The recent news that the Educational Testing Center which designs, administrates and sells the SAT college tests has changed (lowered the standards of) the SAT tests again – using the excuse that the test should more closely reflect what students are learning in high school and thus simplifying the language of the tests including the expected vocabulary words….is an excellent example of what Roth means. And these are our future citizens…Roth, in that phrase, recognizes the fall from excellence of the American education which elevated him and his contemporaries to literary fame around the world…and which no longer exists.

“Very little truthfulness anywhere,

Some months ago, Dutch Shell and Exxon-Mobil discovered vast fields of natural gas in western Ukraine and began negotiating for their exploration with the then President of the Ukraine. When Russia’s Putin heard of this he began drawing that leader to him with major reductions in the cost of natural gas already discovered in eastern Ukraine. When it became apparent to the oil companies and American and European interests that Russia’s wooing of the Ukrainian leadership might seriously impede the development of those natural gas fields, they heavily financed the “democratic uprising” in Kiev’s main square….that led to the deposing of the President and the current problems we are experiencing with Russia because of its serious economic dependence on its sale of gas and oil to the West. Have you read any of this in your daily newspaper? Have you heard it discussed every night on the Evening News?

“antagonism everywhere, so much calculated to disgust, the gigantic hypocrisies, no holding fierce passions at bay, the ordinary viciousness you can see just by pressing the remote, explosive weapons in the hands of creeps, the gloomy tabulation of unspeakable violent events, the unceasing despoliation of the biosphere for profit, surveillance overkill that will come back to haunt us, (it has begun) great concentrations of wealth financing the most undemocratic malevolents around (the Koch brothers, for instance) science illiterates still fighting The Scopes trial 89 years on, (look at science text books in most Southern States) economic inequities the size of the Ritz, (income inequality everywhere) indebtedness on everyone’s tail, families not knowing how bad things can get, money being squeezed out of every last thing – that frenzy – (Karl Marx said that when money stands for every human value, capitalism will collapse) and (by no means new) government by the people through representative democracy but rather than by the great financial interests, the old American plutocracy worse than ever.

Americans sit quietly by as the Senate and House of Representatives simply announce that there will be little government action in any area until the mid-term elections in November.
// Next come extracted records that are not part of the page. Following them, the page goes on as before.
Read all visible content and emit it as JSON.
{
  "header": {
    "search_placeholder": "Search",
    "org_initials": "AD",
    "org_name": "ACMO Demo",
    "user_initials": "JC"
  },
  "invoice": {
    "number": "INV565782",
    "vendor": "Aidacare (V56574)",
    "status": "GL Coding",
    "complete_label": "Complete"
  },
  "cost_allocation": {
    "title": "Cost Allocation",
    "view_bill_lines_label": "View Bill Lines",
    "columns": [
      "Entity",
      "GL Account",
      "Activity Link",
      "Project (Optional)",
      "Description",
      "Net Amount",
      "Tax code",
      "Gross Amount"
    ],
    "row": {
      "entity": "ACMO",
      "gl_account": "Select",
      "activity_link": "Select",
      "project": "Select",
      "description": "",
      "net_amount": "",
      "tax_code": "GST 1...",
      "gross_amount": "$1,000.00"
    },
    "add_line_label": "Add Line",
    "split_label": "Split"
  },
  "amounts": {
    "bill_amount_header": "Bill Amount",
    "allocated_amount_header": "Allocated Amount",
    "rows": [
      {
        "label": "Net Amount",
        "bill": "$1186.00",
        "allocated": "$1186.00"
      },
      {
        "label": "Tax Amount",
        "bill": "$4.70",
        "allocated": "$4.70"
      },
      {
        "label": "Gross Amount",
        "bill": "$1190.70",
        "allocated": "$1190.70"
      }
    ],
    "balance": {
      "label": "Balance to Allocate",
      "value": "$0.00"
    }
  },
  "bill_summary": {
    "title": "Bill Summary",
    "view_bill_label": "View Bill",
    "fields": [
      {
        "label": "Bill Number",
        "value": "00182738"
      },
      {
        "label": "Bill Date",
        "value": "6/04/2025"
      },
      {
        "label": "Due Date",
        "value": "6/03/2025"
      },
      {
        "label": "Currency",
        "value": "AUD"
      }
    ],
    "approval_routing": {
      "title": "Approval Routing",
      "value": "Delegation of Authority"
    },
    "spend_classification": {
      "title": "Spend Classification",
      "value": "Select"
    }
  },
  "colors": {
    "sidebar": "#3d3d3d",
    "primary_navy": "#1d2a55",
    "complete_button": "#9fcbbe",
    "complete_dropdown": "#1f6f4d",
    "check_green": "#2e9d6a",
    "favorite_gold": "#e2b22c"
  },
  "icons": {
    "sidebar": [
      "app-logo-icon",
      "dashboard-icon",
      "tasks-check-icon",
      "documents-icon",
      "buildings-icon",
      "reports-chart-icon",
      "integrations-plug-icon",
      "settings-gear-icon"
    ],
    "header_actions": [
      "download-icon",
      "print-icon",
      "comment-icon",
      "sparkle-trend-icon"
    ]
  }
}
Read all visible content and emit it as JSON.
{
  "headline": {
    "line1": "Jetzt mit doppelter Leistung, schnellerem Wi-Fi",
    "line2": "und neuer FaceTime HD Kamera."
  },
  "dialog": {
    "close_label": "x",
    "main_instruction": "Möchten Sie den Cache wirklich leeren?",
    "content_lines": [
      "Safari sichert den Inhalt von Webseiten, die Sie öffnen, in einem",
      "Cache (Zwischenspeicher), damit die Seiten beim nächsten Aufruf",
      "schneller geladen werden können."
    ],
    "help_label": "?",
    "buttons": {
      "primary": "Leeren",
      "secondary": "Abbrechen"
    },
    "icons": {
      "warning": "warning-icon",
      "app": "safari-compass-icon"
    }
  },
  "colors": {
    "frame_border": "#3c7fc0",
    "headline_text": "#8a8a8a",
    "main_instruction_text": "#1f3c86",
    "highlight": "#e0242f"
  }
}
The cost of their salaries, staffs, benefits, travel etc. is in the hundreds of millions and they have taken the rest of the year off. We have become disinterested sheep.

“You have 300 million people on a continent 3,000 miles wide doing the best they can with their inexhaustible troubles.

“The power of any society is with those who get to impose the fantasy. (the norms of society) It is no longer, as it was for centuries in Europe, the church that imposes its fantasy on the populace, nor is it the totalitarian superstate that imposes the fantasy, as it did for 12 years in Nazi Germany and for 69 years in the Soviet Union. Now it is the all-consuming, voraciously consumed popular culture, seemingly spawned, by of all things, freedom. The young especially live according to beliefs thought up for them by the society’s most unthinking people and by the businesses least impeded by innocent ends. Ingeniously as parents and teachers may attempt to protect the young from being drawn, to their detriment, into the moronic amusement park that is now universal, the preponderance of the power is not with them.” (But with the culture).